Que se passe-t-il donc?
(Il regarde un instant de
côté de la fenêtre, comme s’il voyait s’éloigner quelqu’un. Puis, le front
rembruni, il se dirige du côté de la chambre de Charlotte.)
(parlé, appelant)
Charlotte!
(plus haut avec insistance)
Charlotte!
Charlotte
(paraissant
et terrifiée à la vue de son mari)
Ah!
Albert
(d’un ton
bref)
Qu’avez-vous?
Charlotte
(de plus
en plus troublée)
Mais... rien...
Albert
(insistant)
Vous semblez émue, troublée...
Charlotte
(cherchant
vainement à se remettre)
Oui... la surprise...
Albert
(méfiant
presque violent)
Et qui donc était là?
Charlotte
(balbutiant)
Là?
Albert
(sombre)
Répondez!
(Un domestique est entré apportant
une lettre.
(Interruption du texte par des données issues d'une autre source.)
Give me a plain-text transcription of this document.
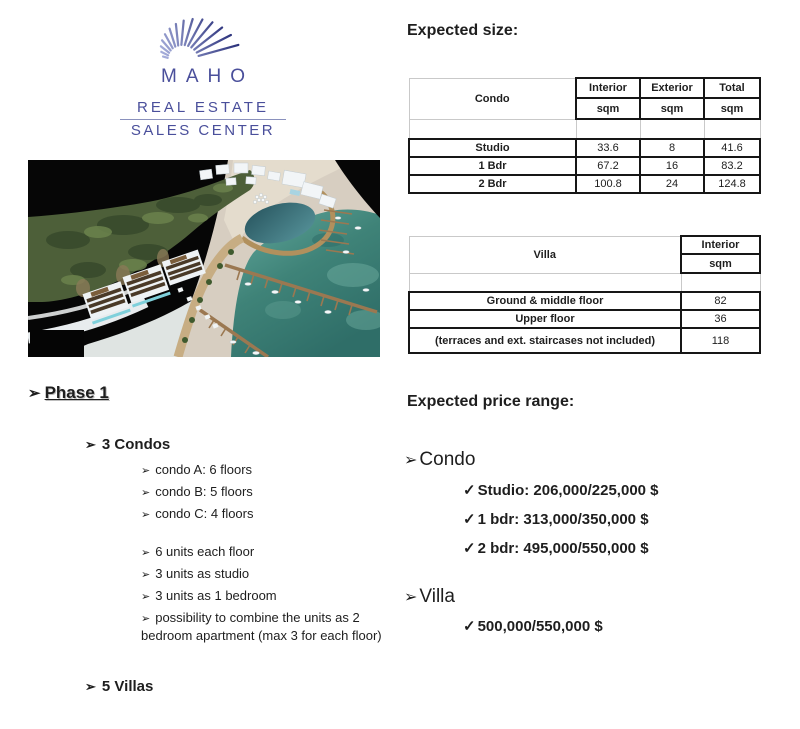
MAHO
REAL ESTATE
SALES CENTER
Expected size:
Condo	Interior	Exterior	Total
	sqm	sqm	sqm

Studio	33.6	8	41.6
1 Bdr	67.2	16	83.2
2 Bdr	100.8	24	124.8
Villa	Interior
	sqm

Ground & middle floor	82
Upper floor	36
(terraces and ext. staircases not included)	118
➢ Phase 1
➢ 3 Condos
➢ condo A: 6 floors
➢ condo B: 5 floors
➢ condo C: 4 floors
➢ 6 units each floor
➢ 3 units as studio
➢ 3 units as 1 bedroom
➢ possibility to combine the units as 2 bedroom apartment (max 3 for each floor)
➢ 5 Villas
Expected price range:
➢ Condo
✓ Studio: 206,000/225,000 $
✓ 1 bdr: 313,000/350,000 $
✓ 2 bdr: 495,000/550,000 $
➢ Villa
✓ 500,000/550,000 $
Albert remarque sa présence
et se trouve vers
lui brusquement.)
Un message?
(Albert
reconnait l’écriture et regarde fixement Charlotte.)
De
Werther!
Charlotte
(ne
pouvant retenir un cri de surprise)
Dieu!
Albert
(gravement et
sans perdre Charlotte de vue; lisant)
‘Je
pars pour un lointain voyage...
voulez-vous me prêter vos
pistolets?’
Charlotte
(à part,
se sentant défaillir)
Il part!
Albert
(continuant)
‘Dieu vous garde tous deux!’
Charlotte
(terrifiée)
Ah! l’horrible présage!
Albert
(à
Charlotte, froidement)
Donnez-les-lui!
Charlotte
(reculant
épouvantée)
Qui? moi?
Albert
(indifférent
et la fixant)
Sans doute...
(Charlotte, comme fascinée par le regard de son
mari se dirige machinalement vers le secrétaire sur lequel est déposé la boîte
aux pistolets.)
Charlotte
(à
part)
Quel regard!
(Albert se
dirige vers sa chambre à droite, et avant d’y entrer il regarde encore Charlotte
qui remonte, en se soutenant à peine, vers le domestique auquel elle remet la
boîte. Le domestique sort. Albert froisse la lettre qu’il tenait à la main, la
jette au loin avec un geste de colère et entre vivement dans la chambre. Une
fois seule, Charlotte se rend compte de la situation, elle semble se remettre et
court prendre une mante qui est déposée sur un des fauteuils.)
Charlotte
(avec
force)
Dieu! tu ne voudras pas que j’arrive trop tard!